Amazon SageMaker Data Wrangler for Data Scientists

AWS is making every Data Scientist’s wish come true with Amazon SageMaker Data Wrangler!

When AWS introduced Amazon SageMaker back in November 2017, it was a game changer for AI/ML in the cloud space. It used to take us days before we could get Data Scientists to see the data in a secure and friendly cloud environment, in some cases almost 90% of the initial stage of each data project was spent on creating a stable and secure environment for the Data Scientists to get working on AI/ML problems.

With the introduction of AWS SageMaker, this was drastically cut from days to minutes. AWS didn’t call it a day after releasing SageMaker, instead they refined it, adding new tools and features the AI/ML crowd were asking for (Rekognition and Textract being just some of those examples). All of those tools were an extra and unique ammunition for the Data Scientist’s arsenal to solve the never the same problems in AI/ML space.

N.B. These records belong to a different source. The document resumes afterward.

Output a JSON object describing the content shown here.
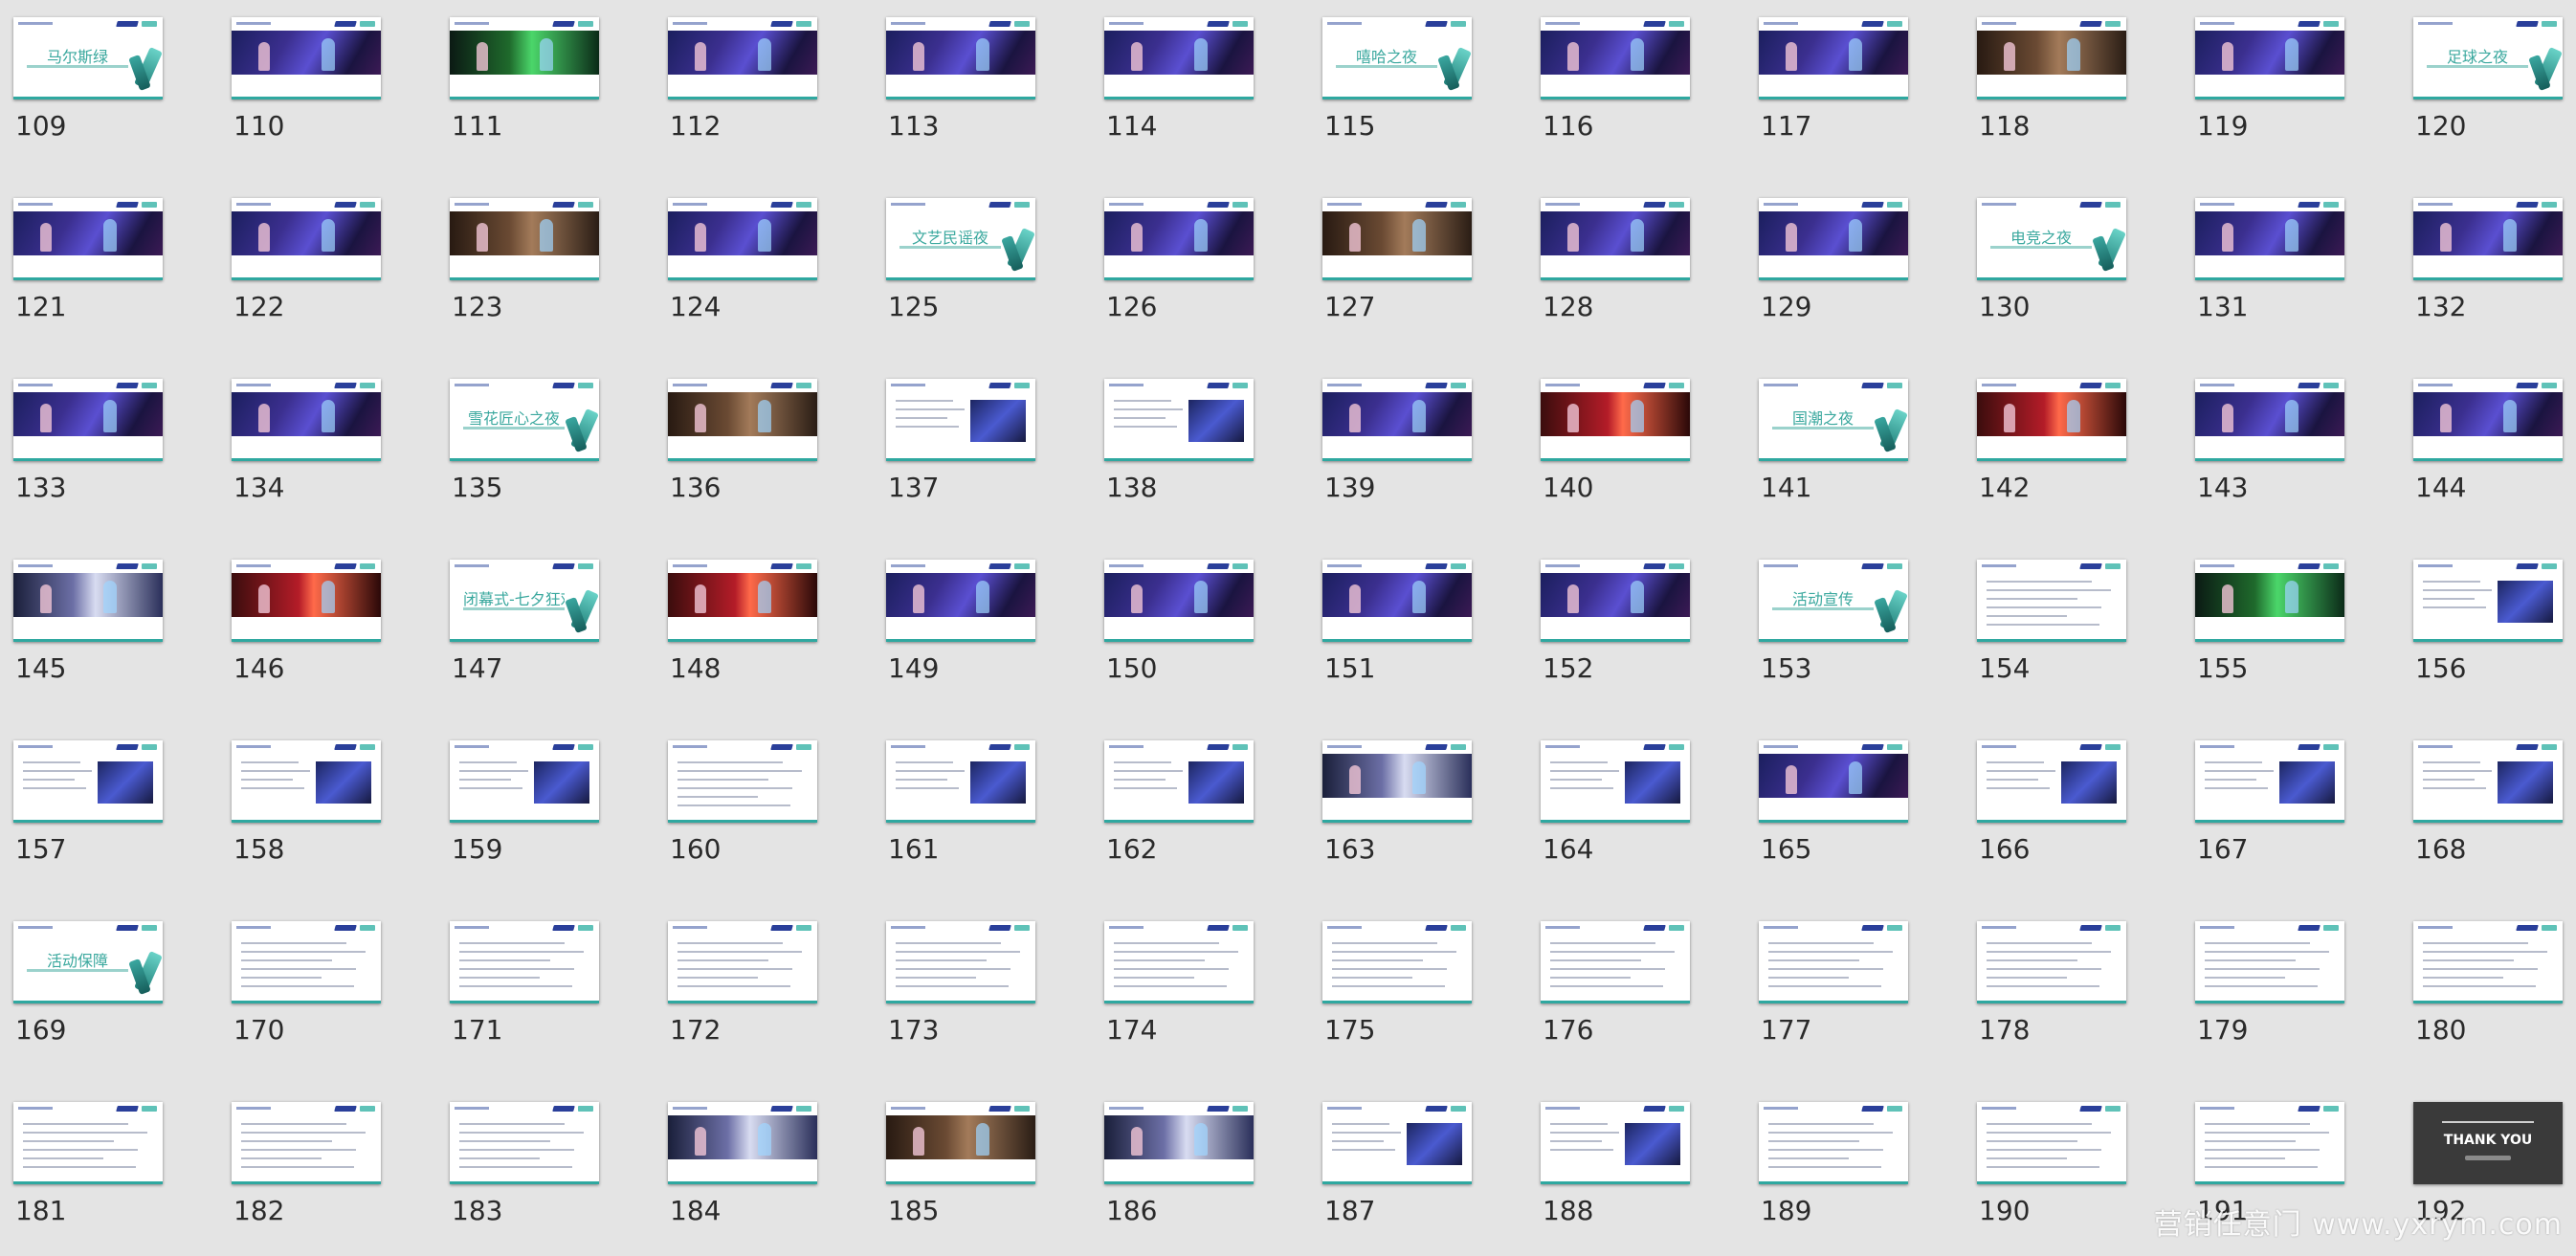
{
  "slides": [
    {
      "n": "109",
      "kind": "title",
      "title": "马尔斯绿"
    },
    {
      "n": "110",
      "kind": "photo"
    },
    {
      "n": "111",
      "kind": "photo",
      "v": "v1"
    },
    {
      "n": "112",
      "kind": "photo"
    },
    {
      "n": "113",
      "kind": "photo"
    },
    {
      "n": "114",
      "kind": "photo"
    },
    {
      "n": "115",
      "kind": "title",
      "title": "嘻哈之夜"
    },
    {
      "n": "116",
      "kind": "photo"
    },
    {
      "n": "117",
      "kind": "photo"
    },
    {
      "n": "118",
      "kind": "photo",
      "v": "v4"
    },
    {
      "n": "119",
      "kind": "photo"
    },
    {
      "n": "120",
      "kind": "title",
      "title": "足球之夜"
    },
    {
      "n": "121",
      "kind": "photo"
    },
    {
      "n": "122",
      "kind": "photo"
    },
    {
      "n": "123",
      "kind": "photo",
      "v": "v4"
    },
    {
      "n": "124",
      "kind": "photo"
    },
    {
      "n": "125",
      "kind": "title",
      "title": "文艺民谣夜"
    },
    {
      "n": "126",
      "kind": "photo"
    },
    {
      "n": "127",
      "kind": "photo",
      "v": "v4"
    },
    {
      "n": "128",
      "kind": "photo"
    },
    {
      "n": "129",
      "kind": "photo"
    },
    {
      "n": "130",
      "kind": "title",
      "title": "电竞之夜"
    },
    {
      "n": "131",
      "kind": "photo"
    },
    {
      "n": "132",
      "kind": "photo"
    },
    {
      "n": "133",
      "kind": "photo"
    },
    {
      "n": "134",
      "kind": "photo"
    },
    {
      "n": "135",
      "kind": "title",
      "title": "雪花匠心之夜"
    },
    {
      "n": "136",
      "kind": "photo",
      "v": "v4"
    },
    {
      "n": "137",
      "kind": "mixed"
    },
    {
      "n": "138",
      "kind": "mixed"
    },
    {
      "n": "139",
      "kind": "photo"
    },
    {
      "n": "140",
      "kind": "photo",
      "v": "v2"
    },
    {
      "n": "141",
      "kind": "title",
      "title": "国潮之夜"
    },
    {
      "n": "142",
      "kind": "photo",
      "v": "v2"
    },
    {
      "n": "143",
      "kind": "photo"
    },
    {
      "n": "144",
      "kind": "photo"
    },
    {
      "n": "145",
      "kind": "photo",
      "v": "v3"
    },
    {
      "n": "146",
      "kind": "photo",
      "v": "v2"
    },
    {
      "n": "147",
      "kind": "title",
      "title": "闭幕式-七夕狂欢夜"
    },
    {
      "n": "148",
      "kind": "photo",
      "v": "v2"
    },
    {
      "n": "149",
      "kind": "photo"
    },
    {
      "n": "150",
      "kind": "photo"
    },
    {
      "n": "151",
      "kind": "photo"
    },
    {
      "n": "152",
      "kind": "photo"
    },
    {
      "n": "153",
      "kind": "title",
      "title": "活动宣传"
    },
    {
      "n": "154",
      "kind": "text"
    },
    {
      "n": "155",
      "kind": "photo",
      "v": "v1"
    },
    {
      "n": "156",
      "kind": "mixed"
    },
    {
      "n": "157",
      "kind": "mixed"
    },
    {
      "n": "158",
      "kind": "mixed"
    },
    {
      "n": "159",
      "kind": "mixed"
    },
    {
      "n": "160",
      "kind": "text"
    },
    {
      "n": "161",
      "kind": "mixed"
    },
    {
      "n": "162",
      "kind": "mixed"
    },
    {
      "n": "163",
      "kind": "photo",
      "v": "v3"
    },
    {
      "n": "164",
      "kind": "mixed"
    },
    {
      "n": "165",
      "kind": "photo"
    },
    {
      "n": "166",
      "kind": "mixed"
    },
    {
      "n": "167",
      "kind": "mixed"
    },
    {
      "n": "168",
      "kind": "mixed"
    },
    {
      "n": "169",
      "kind": "title",
      "title": "活动保障"
    },
    {
      "n": "170",
      "kind": "text"
    },
    {
      "n": "171",
      "kind": "text"
    },
    {
      "n": "172",
      "kind": "text"
    },
    {
      "n": "173",
      "kind": "text"
    },
    {
      "n": "174",
      "kind": "text"
    },
    {
      "n": "175",
      "kind": "text"
    },
    {
      "n": "176",
      "kind": "text"
    },
    {
      "n": "177",
      "kind": "text"
    },
    {
      "n": "178",
      "kind": "text"
    },
    {
      "n": "179",
      "kind": "text"
    },
    {
      "n": "180",
      "kind": "text"
    },
    {
      "n": "181",
      "kind": "text"
    },
    {
      "n": "182",
      "kind": "text"
    },
    {
      "n": "183",
      "kind": "text"
    },
    {
      "n": "184",
      "kind": "photo",
      "v": "v3"
    },
    {
      "n": "185",
      "kind": "photo",
      "v": "v4"
    },
    {
      "n": "186",
      "kind": "photo",
      "v": "v3"
    },
    {
      "n": "187",
      "kind": "mixed"
    },
    {
      "n": "188",
      "kind": "mixed"
    },
    {
      "n": "189",
      "kind": "text"
    },
    {
      "n": "190",
      "kind": "text"
    },
    {
      "n": "191",
      "kind": "text"
    },
    {
      "n": "192",
      "kind": "dark",
      "title": "THANK YOU"
    }
  ],
  "watermark": "营销任意门 www.yxrym.com",
  "colors": {
    "background": "#e4e4e4",
    "teal": "#3aa89e",
    "navy": "#2a3f9a",
    "number": "#2a2a2a"
  }
}
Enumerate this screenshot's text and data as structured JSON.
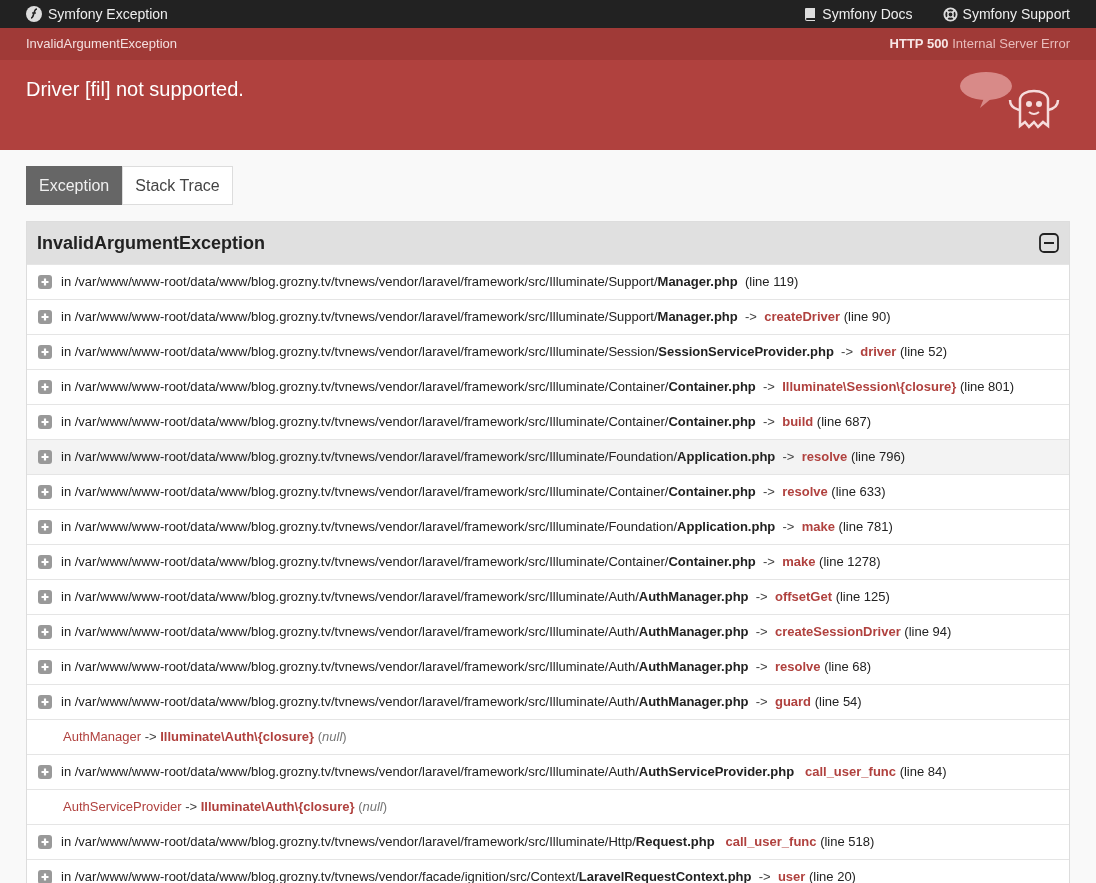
{
  "topbar": {
    "title": "Symfony Exception",
    "links": [
      {
        "kind": "docs",
        "label": "Symfony Docs"
      },
      {
        "kind": "support",
        "label": "Symfony Support"
      }
    ]
  },
  "error_bar": {
    "exception": "InvalidArgumentException",
    "status": "HTTP 500",
    "status_text": "Internal Server Error"
  },
  "message": "Driver [fil] not supported.",
  "tabs": [
    {
      "label": "Exception",
      "selected": true
    },
    {
      "label": "Stack Trace",
      "selected": false
    }
  ],
  "panel": {
    "title": "InvalidArgumentException",
    "expanded": true,
    "frames": [
      {
        "kind": "file",
        "prefix": "in",
        "path": "/var/www/www-root/data/www/blog.grozny.tv/tvnews/vendor/laravel/framework/src/Illuminate/Support/",
        "file": "Manager.php",
        "line": "(line 119)",
        "highlighted": false
      },
      {
        "kind": "file",
        "prefix": "in",
        "path": "/var/www/www-root/data/www/blog.grozny.tv/tvnews/vendor/laravel/framework/src/Illuminate/Support/",
        "file": "Manager.php",
        "arrow": "->",
        "function": "createDriver",
        "line": "(line 90)",
        "highlighted": false
      },
      {
        "kind": "file",
        "prefix": "in",
        "path": "/var/www/www-root/data/www/blog.grozny.tv/tvnews/vendor/laravel/framework/src/Illuminate/Session/",
        "file": "SessionServiceProvider.php",
        "arrow": "->",
        "function": "driver",
        "line": "(line 52)",
        "highlighted": false
      },
      {
        "kind": "file",
        "prefix": "in",
        "path": "/var/www/www-root/data/www/blog.grozny.tv/tvnews/vendor/laravel/framework/src/Illuminate/Container/",
        "file": "Container.php",
        "arrow": "->",
        "function": "Illuminate\\Session\\{closure}",
        "line": "(line 801)",
        "highlighted": false
      },
      {
        "kind": "file",
        "prefix": "in",
        "path": "/var/www/www-root/data/www/blog.grozny.tv/tvnews/vendor/laravel/framework/src/Illuminate/Container/",
        "file": "Container.php",
        "arrow": "->",
        "function": "build",
        "line": "(line 687)",
        "highlighted": false
      },
      {
        "kind": "file",
        "prefix": "in",
        "path": "/var/www/www-root/data/www/blog.grozny.tv/tvnews/vendor/laravel/framework/src/Illuminate/Foundation/",
        "file": "Application.php",
        "arrow": "->",
        "function": "resolve",
        "line": "(line 796)",
        "highlighted": true
      },
      {
        "kind": "file",
        "prefix": "in",
        "path": "/var/www/www-root/data/www/blog.grozny.tv/tvnews/vendor/laravel/framework/src/Illuminate/Container/",
        "file": "Container.php",
        "arrow": "->",
        "function": "resolve",
        "line": "(line 633)",
        "highlighted": false
      },
      {
        "kind": "file",
        "prefix": "in",
        "path": "/var/www/www-root/data/www/blog.grozny.tv/tvnews/vendor/laravel/framework/src/Illuminate/Foundation/",
        "file": "Application.php",
        "arrow": "->",
        "function": "make",
        "line": "(line 781)",
        "highlighted": false
      },
      {
        "kind": "file",
        "prefix": "in",
        "path": "/var/www/www-root/data/www/blog.grozny.tv/tvnews/vendor/laravel/framework/src/Illuminate/Container/",
        "file": "Container.php",
        "arrow": "->",
        "function": "make",
        "line": "(line 1278)",
        "highlighted": false
      },
      {
        "kind": "file",
        "prefix": "in",
        "path": "/var/www/www-root/data/www/blog.grozny.tv/tvnews/vendor/laravel/framework/src/Illuminate/Auth/",
        "file": "AuthManager.php",
        "arrow": "->",
        "function": "offsetGet",
        "line": "(line 125)",
        "highlighted": false
      },
      {
        "kind": "file",
        "prefix": "in",
        "path": "/var/www/www-root/data/www/blog.grozny.tv/tvnews/vendor/laravel/framework/src/Illuminate/Auth/",
        "file": "AuthManager.php",
        "arrow": "->",
        "function": "createSessionDriver",
        "line": "(line 94)",
        "highlighted": false
      },
      {
        "kind": "file",
        "prefix": "in",
        "path": "/var/www/www-root/data/www/blog.grozny.tv/tvnews/vendor/laravel/framework/src/Illuminate/Auth/",
        "file": "AuthManager.php",
        "arrow": "->",
        "function": "resolve",
        "line": "(line 68)",
        "highlighted": false
      },
      {
        "kind": "file",
        "prefix": "in",
        "path": "/var/www/www-root/data/www/blog.grozny.tv/tvnews/vendor/laravel/framework/src/Illuminate/Auth/",
        "file": "AuthManager.php",
        "arrow": "->",
        "function": "guard",
        "line": "(line 54)",
        "highlighted": false
      },
      {
        "kind": "call",
        "class": "AuthManager",
        "arrow": "->",
        "function": "Illuminate\\Auth\\{closure}",
        "args": "(*null*)"
      },
      {
        "kind": "file",
        "prefix": "in",
        "path": "/var/www/www-root/data/www/blog.grozny.tv/tvnews/vendor/laravel/framework/src/Illuminate/Auth/",
        "file": "AuthServiceProvider.php",
        "function": "call_user_func",
        "line": "(line 84)",
        "highlighted": false
      },
      {
        "kind": "call",
        "class": "AuthServiceProvider",
        "arrow": "->",
        "function": "Illuminate\\Auth\\{closure}",
        "args": "(*null*)"
      },
      {
        "kind": "file",
        "prefix": "in",
        "path": "/var/www/www-root/data/www/blog.grozny.tv/tvnews/vendor/laravel/framework/src/Illuminate/Http/",
        "file": "Request.php",
        "function": "call_user_func",
        "line": "(line 518)",
        "highlighted": false
      },
      {
        "kind": "file",
        "prefix": "in",
        "path": "/var/www/www-root/data/www/blog.grozny.tv/tvnews/vendor/facade/ignition/src/Context/",
        "file": "LaravelRequestContext.php",
        "arrow": "->",
        "function": "user",
        "line": "(line 20)",
        "highlighted": false
      }
    ]
  }
}
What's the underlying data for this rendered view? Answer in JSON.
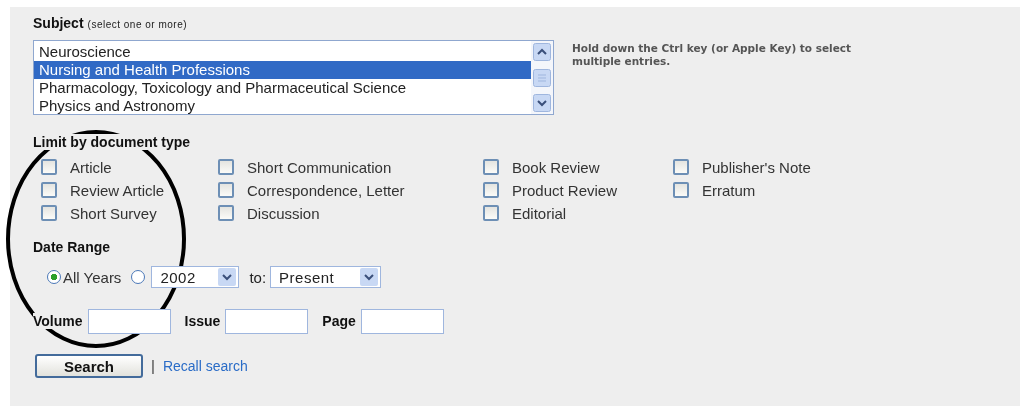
{
  "subject": {
    "label": "Subject",
    "hint": "(select one or more)",
    "options": [
      {
        "label": "Neuroscience",
        "selected": false
      },
      {
        "label": "Nursing and Health Professions",
        "selected": true
      },
      {
        "label": "Pharmacology, Toxicology and Pharmaceutical Science",
        "selected": false
      },
      {
        "label": "Physics and Astronomy",
        "selected": false
      }
    ],
    "note": "Hold down the Ctrl key (or Apple Key) to select multiple entries."
  },
  "document_type": {
    "heading": "Limit by document type",
    "columns": [
      [
        {
          "label": "Article",
          "checked": false
        },
        {
          "label": "Review Article",
          "checked": false
        },
        {
          "label": "Short Survey",
          "checked": false
        }
      ],
      [
        {
          "label": "Short Communication",
          "checked": false
        },
        {
          "label": "Correspondence, Letter",
          "checked": false
        },
        {
          "label": "Discussion",
          "checked": false
        }
      ],
      [
        {
          "label": "Book Review",
          "checked": false
        },
        {
          "label": "Product Review",
          "checked": false
        },
        {
          "label": "Editorial",
          "checked": false
        }
      ],
      [
        {
          "label": "Publisher's Note",
          "checked": false
        },
        {
          "label": "Erratum",
          "checked": false
        }
      ]
    ]
  },
  "date_range": {
    "heading": "Date Range",
    "all_years": {
      "label": "All Years",
      "selected": true
    },
    "range": {
      "selected": false,
      "from": "2002",
      "to_label": "to:",
      "to": "Present"
    }
  },
  "fields": [
    {
      "label": "Volume"
    },
    {
      "label": "Issue"
    },
    {
      "label": "Page"
    }
  ],
  "search_button": "Search",
  "separator": "|",
  "recall_link": "Recall search"
}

Reducing the time needed to prepare data

Amazon SageMaker Data Wrangler is certainly the new kid on the block with the same level of magic Sagemaker once presented to AI/ML world. This single tool part of the SageMaker suite will unlock a plethora of AI/ML opportunities that could have otherwise been left behind due to the amount of preparation needed.

Anyone in the data science world would likely have the same answer if you asked them the same question. What is the one thing you wish is not part of being a Data Scientist? Most would agree, “less time to prepare data” would be among the top answers. Data Wrangler is certainly the answer for this frustration. In some cases, up to 95% of the total effort of a Data Scientist is inefficiently spent on cleaning and preparing datasets. With the arrival of Data Wrangler, this inefficient use of time can become a thing of the past. Data scientists can now focus on what they were destined to do, solving complex problems with AI/ML, not spending the majority of their time cleaning and preparing.

Amazon SageMaker Studio and the importing of fresh data.

Advancing data accessibility

One of the more time-consuming parts of data preparation is actually finding the data and making it accessible to the AI/ML teams. Data Wrangler allows AI/ML teams to access many of AWS’s most common data-driven services as well as some third party services with little or no manual configuration. For example, S3, Redshift, Lake Formation and Snowflake. Data Wrangler also includes more than 300 built-in data transformations, which will help data scientists cut down on time spent on data preparation without the burden of additional code to be written.

Node exporting within a simplified flow structure.

Visualisation from sorted data sets

An important factor (and often overlooked) of building your processing flow is understanding your data and displaying it in a way that can be beneficial for viewers of multiple departments within a business. The best way to help you understand your data is to visualise and display it. Data Wrangler boasts a selection of visualisation templates, including whisker plots, bar charts, histograms and scatter plots.

Examples of visualisation templates within Amazon SageMaker.

Firemind and Data Wrangler

Every business that utilises vast amounts of data knows and understands the importance of effectively managing, understanding and predicting trends and patterns within said data. However, without tools such as Data Wrangler within Amazon SageMaker, this task is a highly manual and laborious endeavour, often leading to tedious and error-prone tasks that consume a data teams time, week after week.

Our team of Data Scientists have been working with Data Wrangler, comparing it’s workflow and benefits to a range of data sets and we couldn’t be more impressed with it’s accuracy. After a thorough evaluation, we know that Data wrangler will be an exceptional tool that helps us deliver on data projects across our varied client base.